SelecTV of California, a struggling Los Angeles subscription-television service that earlier this month lost a crucial contract with Channel 22, has filed for protection from creditors under Chapter 11 of the U.S. Bankruptcy Code.
Under Chapter 11, a company can continue to operate, but creditors cannot demand payment. SelecTV said in a brief statement Friday that the Chapter 11 proceeding was filed “as the company finalizes its plans for future operations.”
The service was thrown into peril early in March, when KWHY-TV said it would substitute, as of April 1, Spanish-language programming for the movies and sports offered by SelecTV. Since then, SelecTV has been making daily payments to Channel 22, which broadcasts the service to 20,000 homes, to keep its programming on the air.
KWHY President Burt I. (Buzz) Harris Jr. said Sunday that SelecTV was paid up through the weekend. “We’ll see what happens on Monday,” he said. “If they continue to pay us, we will keep them on until the end of March.”
Offers No Details
In its statement, the 11-year-old pay-TV service said it intends to proceed with plans to convert its 12-hour, single-channel service to multichannel, 24-hour-a-day programming transmitted by microwave.
SelecTV, a unit of Select Entertainment Corp. that is the nation’s only remaining subscription-TV service, said it expects to begin such service by satellite within a month. But it did not offer details of how it would continue to fund the conversion or its current operations. Company officials could not be reached for comment.
Observers say SelecTV has been slow to convert from UHF broadcasting, a costly proposition in big advertising markets such as Los Angeles, to satellite transmission, a less expensive method. In addition, the company has been embroiled since last year in court battles with program suppliers who contend that SelecTV has not paid its bills promptly.
As a result, the quality of SelecTV programming has decayed, and many subscribers have abandoned the service, noted Tom Adams, an analyst with the Carmel media research firm of Paul Kagan Associates. In recent years, the number of SelecTV subscribers, who pay $20 to $25 each month for the service, has plummeted to 20,000 from 300,000 viewers in 1984.
The pay-TV business in general has suffered because of the growth of cable television, which offers dozens of channels for a similar fee.
Adams added that “they have a shot if they can go multichannel” and sign up subscribers in “the large stretches of Los Angeles that are not wired for cable.”
A change to microwave transmission--what is known in the industry as a multichannel, multipoint distribution service, or MMDS--requires the installation of new equipment in subscriber homes. SelecTV President Thomas C. Hunt has said that full conversion to a new service, dubbed SuperselecTV, would take several months.
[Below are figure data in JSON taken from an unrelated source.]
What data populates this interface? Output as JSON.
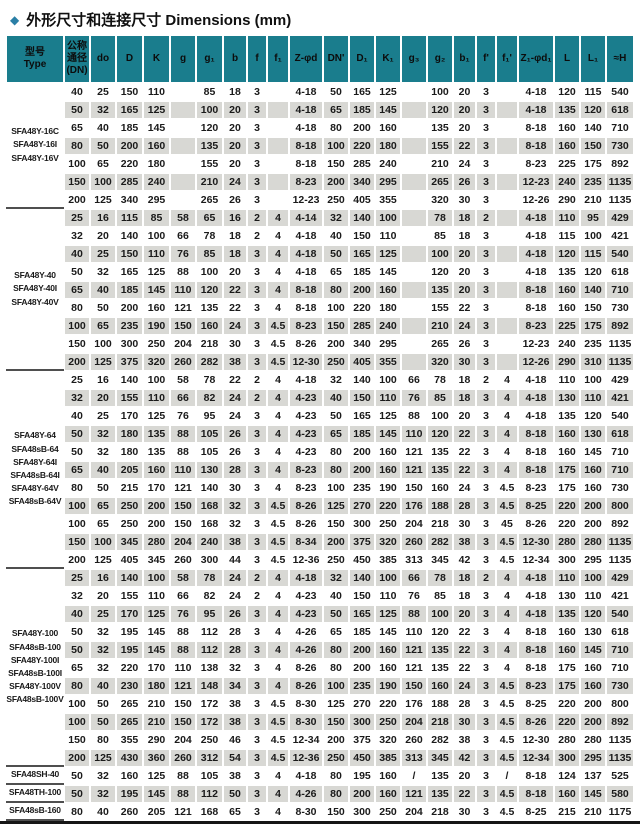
{
  "title": {
    "bullet": "◆",
    "text": "外形尺寸和连接尺寸 Dimensions (mm)"
  },
  "colors": {
    "header_bg": "#1a7d8d",
    "stripe": "#d8d8d4",
    "diamond": "#2a7fa6",
    "separator": "#4f4f4f",
    "bottom_rule": "#161616"
  },
  "table": {
    "header": [
      "型号\nType",
      "公称\n通径\n(DN)",
      "do",
      "D",
      "K",
      "g",
      "g₁",
      "b",
      "f",
      "f₁",
      "Z-φd",
      "DN'",
      "D₁",
      "K₁",
      "g₃",
      "g₂",
      "b₁",
      "f'",
      "f₁'",
      "Z₁-φd₁",
      "L",
      "L₁",
      "≈H"
    ],
    "groups": [
      {
        "type_labels": [
          "SFA48Y-16C",
          "SFA48Y-16I",
          "SFA48Y-16V"
        ],
        "rows": [
          [
            "40",
            "25",
            "150",
            "110",
            "",
            "85",
            "18",
            "3",
            "",
            "4-18",
            "50",
            "165",
            "125",
            "",
            "100",
            "20",
            "3",
            "",
            "4-18",
            "120",
            "115",
            "540"
          ],
          [
            "50",
            "32",
            "165",
            "125",
            "",
            "100",
            "20",
            "3",
            "",
            "4-18",
            "65",
            "185",
            "145",
            "",
            "120",
            "20",
            "3",
            "",
            "4-18",
            "135",
            "120",
            "618"
          ],
          [
            "65",
            "40",
            "185",
            "145",
            "",
            "120",
            "20",
            "3",
            "",
            "4-18",
            "80",
            "200",
            "160",
            "",
            "135",
            "20",
            "3",
            "",
            "8-18",
            "160",
            "140",
            "710"
          ],
          [
            "80",
            "50",
            "200",
            "160",
            "",
            "135",
            "20",
            "3",
            "",
            "8-18",
            "100",
            "220",
            "180",
            "",
            "155",
            "22",
            "3",
            "",
            "8-18",
            "160",
            "150",
            "730"
          ],
          [
            "100",
            "65",
            "220",
            "180",
            "",
            "155",
            "20",
            "3",
            "",
            "8-18",
            "150",
            "285",
            "240",
            "",
            "210",
            "24",
            "3",
            "",
            "8-23",
            "225",
            "175",
            "892"
          ],
          [
            "150",
            "100",
            "285",
            "240",
            "",
            "210",
            "24",
            "3",
            "",
            "8-23",
            "200",
            "340",
            "295",
            "",
            "265",
            "26",
            "3",
            "",
            "12-23",
            "240",
            "235",
            "1135"
          ],
          [
            "200",
            "125",
            "340",
            "295",
            "",
            "265",
            "26",
            "3",
            "",
            "12-23",
            "250",
            "405",
            "355",
            "",
            "320",
            "30",
            "3",
            "",
            "12-26",
            "290",
            "210",
            "1135"
          ]
        ]
      },
      {
        "type_labels": [
          "SFA48Y-40",
          "SFA48Y-40I",
          "SFA48Y-40V"
        ],
        "rows": [
          [
            "25",
            "16",
            "115",
            "85",
            "58",
            "65",
            "16",
            "2",
            "4",
            "4-14",
            "32",
            "140",
            "100",
            "",
            "78",
            "18",
            "2",
            "",
            "4-18",
            "110",
            "95",
            "429"
          ],
          [
            "32",
            "20",
            "140",
            "100",
            "66",
            "78",
            "18",
            "2",
            "4",
            "4-18",
            "40",
            "150",
            "110",
            "",
            "85",
            "18",
            "3",
            "",
            "4-18",
            "115",
            "100",
            "421"
          ],
          [
            "40",
            "25",
            "150",
            "110",
            "76",
            "85",
            "18",
            "3",
            "4",
            "4-18",
            "50",
            "165",
            "125",
            "",
            "100",
            "20",
            "3",
            "",
            "4-18",
            "120",
            "115",
            "540"
          ],
          [
            "50",
            "32",
            "165",
            "125",
            "88",
            "100",
            "20",
            "3",
            "4",
            "4-18",
            "65",
            "185",
            "145",
            "",
            "120",
            "20",
            "3",
            "",
            "4-18",
            "135",
            "120",
            "618"
          ],
          [
            "65",
            "40",
            "185",
            "145",
            "110",
            "120",
            "22",
            "3",
            "4",
            "8-18",
            "80",
            "200",
            "160",
            "",
            "135",
            "20",
            "3",
            "",
            "8-18",
            "160",
            "140",
            "710"
          ],
          [
            "80",
            "50",
            "200",
            "160",
            "121",
            "135",
            "22",
            "3",
            "4",
            "8-18",
            "100",
            "220",
            "180",
            "",
            "155",
            "22",
            "3",
            "",
            "8-18",
            "160",
            "150",
            "730"
          ],
          [
            "100",
            "65",
            "235",
            "190",
            "150",
            "160",
            "24",
            "3",
            "4.5",
            "8-23",
            "150",
            "285",
            "240",
            "",
            "210",
            "24",
            "3",
            "",
            "8-23",
            "225",
            "175",
            "892"
          ],
          [
            "150",
            "100",
            "300",
            "250",
            "204",
            "218",
            "30",
            "3",
            "4.5",
            "8-26",
            "200",
            "340",
            "295",
            "",
            "265",
            "26",
            "3",
            "",
            "12-23",
            "240",
            "235",
            "1135"
          ],
          [
            "200",
            "125",
            "375",
            "320",
            "260",
            "282",
            "38",
            "3",
            "4.5",
            "12-30",
            "250",
            "405",
            "355",
            "",
            "320",
            "30",
            "3",
            "",
            "12-26",
            "290",
            "310",
            "1135"
          ]
        ]
      },
      {
        "type_labels": [
          "SFA48Y-64",
          "SFA48sB-64",
          "SFA48Y-64I",
          "SFA48sB-64I",
          "SFA48Y-64V",
          "SFA48sB-64V"
        ],
        "rows": [
          [
            "25",
            "16",
            "140",
            "100",
            "58",
            "78",
            "22",
            "2",
            "4",
            "4-18",
            "32",
            "140",
            "100",
            "66",
            "78",
            "18",
            "2",
            "4",
            "4-18",
            "110",
            "100",
            "429"
          ],
          [
            "32",
            "20",
            "155",
            "110",
            "66",
            "82",
            "24",
            "2",
            "4",
            "4-23",
            "40",
            "150",
            "110",
            "76",
            "85",
            "18",
            "3",
            "4",
            "4-18",
            "130",
            "110",
            "421"
          ],
          [
            "40",
            "25",
            "170",
            "125",
            "76",
            "95",
            "24",
            "3",
            "4",
            "4-23",
            "50",
            "165",
            "125",
            "88",
            "100",
            "20",
            "3",
            "4",
            "4-18",
            "135",
            "120",
            "540"
          ],
          [
            "50",
            "32",
            "180",
            "135",
            "88",
            "105",
            "26",
            "3",
            "4",
            "4-23",
            "65",
            "185",
            "145",
            "110",
            "120",
            "22",
            "3",
            "4",
            "8-18",
            "160",
            "130",
            "618"
          ],
          [
            "50",
            "32",
            "180",
            "135",
            "88",
            "105",
            "26",
            "3",
            "4",
            "4-23",
            "80",
            "200",
            "160",
            "121",
            "135",
            "22",
            "3",
            "4",
            "8-18",
            "160",
            "145",
            "710"
          ],
          [
            "65",
            "40",
            "205",
            "160",
            "110",
            "130",
            "28",
            "3",
            "4",
            "8-23",
            "80",
            "200",
            "160",
            "121",
            "135",
            "22",
            "3",
            "4",
            "8-18",
            "175",
            "160",
            "710"
          ],
          [
            "80",
            "50",
            "215",
            "170",
            "121",
            "140",
            "30",
            "3",
            "4",
            "8-23",
            "100",
            "235",
            "190",
            "150",
            "160",
            "24",
            "3",
            "4.5",
            "8-23",
            "175",
            "160",
            "730"
          ],
          [
            "100",
            "65",
            "250",
            "200",
            "150",
            "168",
            "32",
            "3",
            "4.5",
            "8-26",
            "125",
            "270",
            "220",
            "176",
            "188",
            "28",
            "3",
            "4.5",
            "8-25",
            "220",
            "200",
            "800"
          ],
          [
            "100",
            "65",
            "250",
            "200",
            "150",
            "168",
            "32",
            "3",
            "4.5",
            "8-26",
            "150",
            "300",
            "250",
            "204",
            "218",
            "30",
            "3",
            "45",
            "8-26",
            "220",
            "200",
            "892"
          ],
          [
            "150",
            "100",
            "345",
            "280",
            "204",
            "240",
            "38",
            "3",
            "4.5",
            "8-34",
            "200",
            "375",
            "320",
            "260",
            "282",
            "38",
            "3",
            "4.5",
            "12-30",
            "280",
            "280",
            "1135"
          ],
          [
            "200",
            "125",
            "405",
            "345",
            "260",
            "300",
            "44",
            "3",
            "4.5",
            "12-36",
            "250",
            "450",
            "385",
            "313",
            "345",
            "42",
            "3",
            "4.5",
            "12-34",
            "300",
            "295",
            "1135"
          ]
        ]
      },
      {
        "type_labels": [
          "SFA48Y-100",
          "SFA48sB-100",
          "SFA48Y-100I",
          "SFA48sB-100I",
          "SFA48Y-100V",
          "SFA48sB-100V"
        ],
        "rows": [
          [
            "25",
            "16",
            "140",
            "100",
            "58",
            "78",
            "24",
            "2",
            "4",
            "4-18",
            "32",
            "140",
            "100",
            "66",
            "78",
            "18",
            "2",
            "4",
            "4-18",
            "110",
            "100",
            "429"
          ],
          [
            "32",
            "20",
            "155",
            "110",
            "66",
            "82",
            "24",
            "2",
            "4",
            "4-23",
            "40",
            "150",
            "110",
            "76",
            "85",
            "18",
            "3",
            "4",
            "4-18",
            "130",
            "110",
            "421"
          ],
          [
            "40",
            "25",
            "170",
            "125",
            "76",
            "95",
            "26",
            "3",
            "4",
            "4-23",
            "50",
            "165",
            "125",
            "88",
            "100",
            "20",
            "3",
            "4",
            "4-18",
            "135",
            "120",
            "540"
          ],
          [
            "50",
            "32",
            "195",
            "145",
            "88",
            "112",
            "28",
            "3",
            "4",
            "4-26",
            "65",
            "185",
            "145",
            "110",
            "120",
            "22",
            "3",
            "4",
            "8-18",
            "160",
            "130",
            "618"
          ],
          [
            "50",
            "32",
            "195",
            "145",
            "88",
            "112",
            "28",
            "3",
            "4",
            "4-26",
            "80",
            "200",
            "160",
            "121",
            "135",
            "22",
            "3",
            "4",
            "8-18",
            "160",
            "145",
            "710"
          ],
          [
            "65",
            "32",
            "220",
            "170",
            "110",
            "138",
            "32",
            "3",
            "4",
            "8-26",
            "80",
            "200",
            "160",
            "121",
            "135",
            "22",
            "3",
            "4",
            "8-18",
            "175",
            "160",
            "710"
          ],
          [
            "80",
            "40",
            "230",
            "180",
            "121",
            "148",
            "34",
            "3",
            "4",
            "8-26",
            "100",
            "235",
            "190",
            "150",
            "160",
            "24",
            "3",
            "4.5",
            "8-23",
            "175",
            "160",
            "730"
          ],
          [
            "100",
            "50",
            "265",
            "210",
            "150",
            "172",
            "38",
            "3",
            "4.5",
            "8-30",
            "125",
            "270",
            "220",
            "176",
            "188",
            "28",
            "3",
            "4.5",
            "8-25",
            "220",
            "200",
            "800"
          ],
          [
            "100",
            "50",
            "265",
            "210",
            "150",
            "172",
            "38",
            "3",
            "4.5",
            "8-30",
            "150",
            "300",
            "250",
            "204",
            "218",
            "30",
            "3",
            "4.5",
            "8-26",
            "220",
            "200",
            "892"
          ],
          [
            "150",
            "80",
            "355",
            "290",
            "204",
            "250",
            "46",
            "3",
            "4.5",
            "12-34",
            "200",
            "375",
            "320",
            "260",
            "282",
            "38",
            "3",
            "4.5",
            "12-30",
            "280",
            "280",
            "1135"
          ],
          [
            "200",
            "125",
            "430",
            "360",
            "260",
            "312",
            "54",
            "3",
            "4.5",
            "12-36",
            "250",
            "450",
            "385",
            "313",
            "345",
            "42",
            "3",
            "4.5",
            "12-34",
            "300",
            "295",
            "1135"
          ]
        ]
      },
      {
        "type_labels": [
          "SFA48SH-40"
        ],
        "rows": [
          [
            "50",
            "32",
            "160",
            "125",
            "88",
            "105",
            "38",
            "3",
            "4",
            "4-18",
            "80",
            "195",
            "160",
            "/",
            "135",
            "20",
            "3",
            "/",
            "8-18",
            "124",
            "137",
            "525"
          ]
        ]
      },
      {
        "type_labels": [
          "SFA48TH-100"
        ],
        "rows": [
          [
            "50",
            "32",
            "195",
            "145",
            "88",
            "112",
            "50",
            "3",
            "4",
            "4-26",
            "80",
            "200",
            "160",
            "121",
            "135",
            "22",
            "3",
            "4.5",
            "8-18",
            "160",
            "145",
            "580"
          ]
        ]
      },
      {
        "type_labels": [
          "SFA48sB-160"
        ],
        "rows": [
          [
            "80",
            "40",
            "260",
            "205",
            "121",
            "168",
            "65",
            "3",
            "4",
            "8-30",
            "150",
            "300",
            "250",
            "204",
            "218",
            "30",
            "3",
            "4.5",
            "8-25",
            "215",
            "210",
            "1175"
          ]
        ]
      }
    ]
  }
}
Hunt also said the company expected to have 2,000 subscribers converted to the new service by the time the KWHY-TV contract ends.
Harris of Channel 22 said SelecTV’s survival depends on whether it can get investors to provide the millions of dollars needed to keep operating. Analyst Adams speculated that the conversion would cost $20 million to $50 million.
Harris said Hunt recently indicated that an investor had shown interest in buying SelecTV. Harris speculated that the Chapter 11 filing might have been designed to make the company more attractive to a buyer by reducing its debts.